A 2019 ruling by the Illinois Supreme Court (Rosenbach v. Six Flags Entertainment Corp.) lowered the bar regarding who is entitled to seek damages under BIPA, which has led to a significant increase in lawsuits. Indeed, these recent state class-action lawsuits allege substantial damages against companies, as plaintiffs commonly argue that fines can be levied per individual violation.
With more than 300 class-action lawsuits filed under BIPA to date, both public and private companies would be wise to pay attention to whether their own information collection, storage and protection methods follow what could be evolving biometric privacy laws in their states.
More states are weighing biometric privacy laws
Although BIPA is not a new law, it looms large in ongoing discussions of how to regulate the increasingly common collection and handling of biometric data.

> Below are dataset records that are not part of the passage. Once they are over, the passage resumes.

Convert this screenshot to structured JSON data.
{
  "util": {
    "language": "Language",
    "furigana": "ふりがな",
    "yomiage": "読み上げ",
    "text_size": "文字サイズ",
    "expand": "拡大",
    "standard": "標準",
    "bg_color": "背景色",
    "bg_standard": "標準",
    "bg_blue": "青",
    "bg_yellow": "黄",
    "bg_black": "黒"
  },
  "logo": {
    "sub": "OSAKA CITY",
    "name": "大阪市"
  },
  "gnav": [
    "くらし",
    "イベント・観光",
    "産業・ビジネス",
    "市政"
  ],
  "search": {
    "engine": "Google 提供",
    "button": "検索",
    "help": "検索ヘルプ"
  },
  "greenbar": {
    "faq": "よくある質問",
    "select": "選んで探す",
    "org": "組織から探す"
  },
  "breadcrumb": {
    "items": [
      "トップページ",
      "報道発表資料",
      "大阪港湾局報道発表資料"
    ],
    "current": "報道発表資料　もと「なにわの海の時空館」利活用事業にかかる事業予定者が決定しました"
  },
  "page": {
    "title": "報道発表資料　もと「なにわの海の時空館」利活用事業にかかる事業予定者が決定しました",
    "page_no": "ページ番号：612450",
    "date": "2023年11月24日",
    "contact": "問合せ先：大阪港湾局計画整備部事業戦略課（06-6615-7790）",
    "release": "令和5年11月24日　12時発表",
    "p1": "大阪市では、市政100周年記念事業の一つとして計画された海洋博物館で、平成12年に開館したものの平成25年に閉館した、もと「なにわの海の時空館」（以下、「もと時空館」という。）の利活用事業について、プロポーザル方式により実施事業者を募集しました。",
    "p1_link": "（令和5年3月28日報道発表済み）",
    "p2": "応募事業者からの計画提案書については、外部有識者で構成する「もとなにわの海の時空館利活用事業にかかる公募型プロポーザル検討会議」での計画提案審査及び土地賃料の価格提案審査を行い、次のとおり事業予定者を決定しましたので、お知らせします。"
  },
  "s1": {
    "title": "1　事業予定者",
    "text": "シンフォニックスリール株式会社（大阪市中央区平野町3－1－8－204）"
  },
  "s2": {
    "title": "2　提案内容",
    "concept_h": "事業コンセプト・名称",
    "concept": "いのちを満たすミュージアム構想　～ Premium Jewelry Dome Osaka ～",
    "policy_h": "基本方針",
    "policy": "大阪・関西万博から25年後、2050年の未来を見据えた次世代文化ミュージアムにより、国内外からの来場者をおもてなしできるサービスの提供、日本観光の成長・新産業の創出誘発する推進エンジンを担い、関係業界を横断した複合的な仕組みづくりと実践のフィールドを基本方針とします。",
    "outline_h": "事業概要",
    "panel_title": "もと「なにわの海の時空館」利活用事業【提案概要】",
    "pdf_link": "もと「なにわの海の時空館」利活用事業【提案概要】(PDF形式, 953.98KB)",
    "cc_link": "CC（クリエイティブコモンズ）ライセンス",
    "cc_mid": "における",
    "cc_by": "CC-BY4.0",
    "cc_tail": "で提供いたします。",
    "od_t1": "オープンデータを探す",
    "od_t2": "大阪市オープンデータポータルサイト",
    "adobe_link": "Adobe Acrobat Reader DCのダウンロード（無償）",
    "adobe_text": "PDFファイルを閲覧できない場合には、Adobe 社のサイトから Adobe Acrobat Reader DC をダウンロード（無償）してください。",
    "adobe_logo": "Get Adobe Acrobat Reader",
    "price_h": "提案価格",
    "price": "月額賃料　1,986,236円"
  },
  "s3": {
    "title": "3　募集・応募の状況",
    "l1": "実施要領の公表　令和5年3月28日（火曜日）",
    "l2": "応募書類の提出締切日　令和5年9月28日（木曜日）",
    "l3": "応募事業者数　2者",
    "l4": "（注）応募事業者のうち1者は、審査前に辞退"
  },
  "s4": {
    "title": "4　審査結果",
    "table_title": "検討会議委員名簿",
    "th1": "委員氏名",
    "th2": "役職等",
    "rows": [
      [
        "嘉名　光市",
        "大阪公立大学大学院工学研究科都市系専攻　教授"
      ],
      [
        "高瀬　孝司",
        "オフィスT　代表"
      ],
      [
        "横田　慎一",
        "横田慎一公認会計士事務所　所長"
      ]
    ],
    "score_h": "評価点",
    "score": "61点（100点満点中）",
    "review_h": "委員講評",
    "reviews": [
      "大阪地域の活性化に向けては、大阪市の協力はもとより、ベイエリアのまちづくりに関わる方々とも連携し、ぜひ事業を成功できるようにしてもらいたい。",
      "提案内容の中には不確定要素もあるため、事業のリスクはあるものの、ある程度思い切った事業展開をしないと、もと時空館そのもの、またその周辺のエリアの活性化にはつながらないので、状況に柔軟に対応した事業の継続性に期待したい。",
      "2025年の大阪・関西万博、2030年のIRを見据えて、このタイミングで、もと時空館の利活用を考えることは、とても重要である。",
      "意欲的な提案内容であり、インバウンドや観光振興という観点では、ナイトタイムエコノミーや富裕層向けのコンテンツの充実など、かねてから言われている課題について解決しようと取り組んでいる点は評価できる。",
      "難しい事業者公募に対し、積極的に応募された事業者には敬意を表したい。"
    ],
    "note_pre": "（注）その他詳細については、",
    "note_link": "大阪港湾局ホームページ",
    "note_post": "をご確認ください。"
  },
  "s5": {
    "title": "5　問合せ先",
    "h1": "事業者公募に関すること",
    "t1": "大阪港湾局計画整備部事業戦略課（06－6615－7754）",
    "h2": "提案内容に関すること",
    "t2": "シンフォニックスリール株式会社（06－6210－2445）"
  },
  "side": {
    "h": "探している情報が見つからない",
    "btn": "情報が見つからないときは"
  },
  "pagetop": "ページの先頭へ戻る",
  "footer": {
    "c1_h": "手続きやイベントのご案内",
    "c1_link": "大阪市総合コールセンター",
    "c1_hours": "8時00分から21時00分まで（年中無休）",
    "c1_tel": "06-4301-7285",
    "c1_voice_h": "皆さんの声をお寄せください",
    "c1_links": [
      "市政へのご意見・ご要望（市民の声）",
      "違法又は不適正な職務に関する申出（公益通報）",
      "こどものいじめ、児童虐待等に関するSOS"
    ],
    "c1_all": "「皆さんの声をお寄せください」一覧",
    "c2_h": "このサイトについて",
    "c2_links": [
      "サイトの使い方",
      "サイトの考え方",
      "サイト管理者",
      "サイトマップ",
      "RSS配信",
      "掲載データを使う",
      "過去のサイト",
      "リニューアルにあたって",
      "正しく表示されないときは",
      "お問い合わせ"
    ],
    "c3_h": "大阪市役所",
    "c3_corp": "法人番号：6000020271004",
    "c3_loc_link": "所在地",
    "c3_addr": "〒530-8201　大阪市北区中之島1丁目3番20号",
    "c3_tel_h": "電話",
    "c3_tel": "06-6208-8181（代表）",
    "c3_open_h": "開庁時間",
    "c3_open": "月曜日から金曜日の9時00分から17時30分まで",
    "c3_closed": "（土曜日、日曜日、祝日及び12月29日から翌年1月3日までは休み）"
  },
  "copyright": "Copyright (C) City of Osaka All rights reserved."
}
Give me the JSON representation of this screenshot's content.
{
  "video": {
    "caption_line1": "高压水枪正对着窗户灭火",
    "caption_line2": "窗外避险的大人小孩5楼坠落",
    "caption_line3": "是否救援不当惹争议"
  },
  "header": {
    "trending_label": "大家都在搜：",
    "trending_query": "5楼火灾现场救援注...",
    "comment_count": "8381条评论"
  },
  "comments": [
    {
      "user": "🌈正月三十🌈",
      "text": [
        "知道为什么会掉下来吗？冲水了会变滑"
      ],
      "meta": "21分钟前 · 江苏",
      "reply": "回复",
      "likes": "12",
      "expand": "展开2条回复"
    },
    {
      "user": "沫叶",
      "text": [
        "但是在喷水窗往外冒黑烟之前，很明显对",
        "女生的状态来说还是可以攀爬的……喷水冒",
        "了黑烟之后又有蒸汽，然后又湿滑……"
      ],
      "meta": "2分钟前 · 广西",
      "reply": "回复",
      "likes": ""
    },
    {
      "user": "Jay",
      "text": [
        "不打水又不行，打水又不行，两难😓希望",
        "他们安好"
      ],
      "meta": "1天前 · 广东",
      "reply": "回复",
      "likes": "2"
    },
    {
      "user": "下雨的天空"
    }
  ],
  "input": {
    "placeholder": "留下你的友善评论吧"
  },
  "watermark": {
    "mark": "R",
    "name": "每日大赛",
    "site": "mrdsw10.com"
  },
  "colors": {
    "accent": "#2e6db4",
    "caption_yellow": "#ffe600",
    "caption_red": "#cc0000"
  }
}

A number of states – including Alaska, Arizona, Connecticut, Delaware, Florida, Idaho, Massachusetts, Michigan, Montana, New Hampshire, New Jersey, New York and Rhode Island – have pending biometric privacy legislation. It is likely not a question of if but when legislatures will apply safeguards and weigh the potential use of a private right of action as seen in Illinois.
The implications of increased legislation are far reaching. In addition, violations alleged under BIPA can potentially fall within the scope of directors and officers liability, employment practices liability, commercial general liability or cyber liability, depending on the nature of the claim.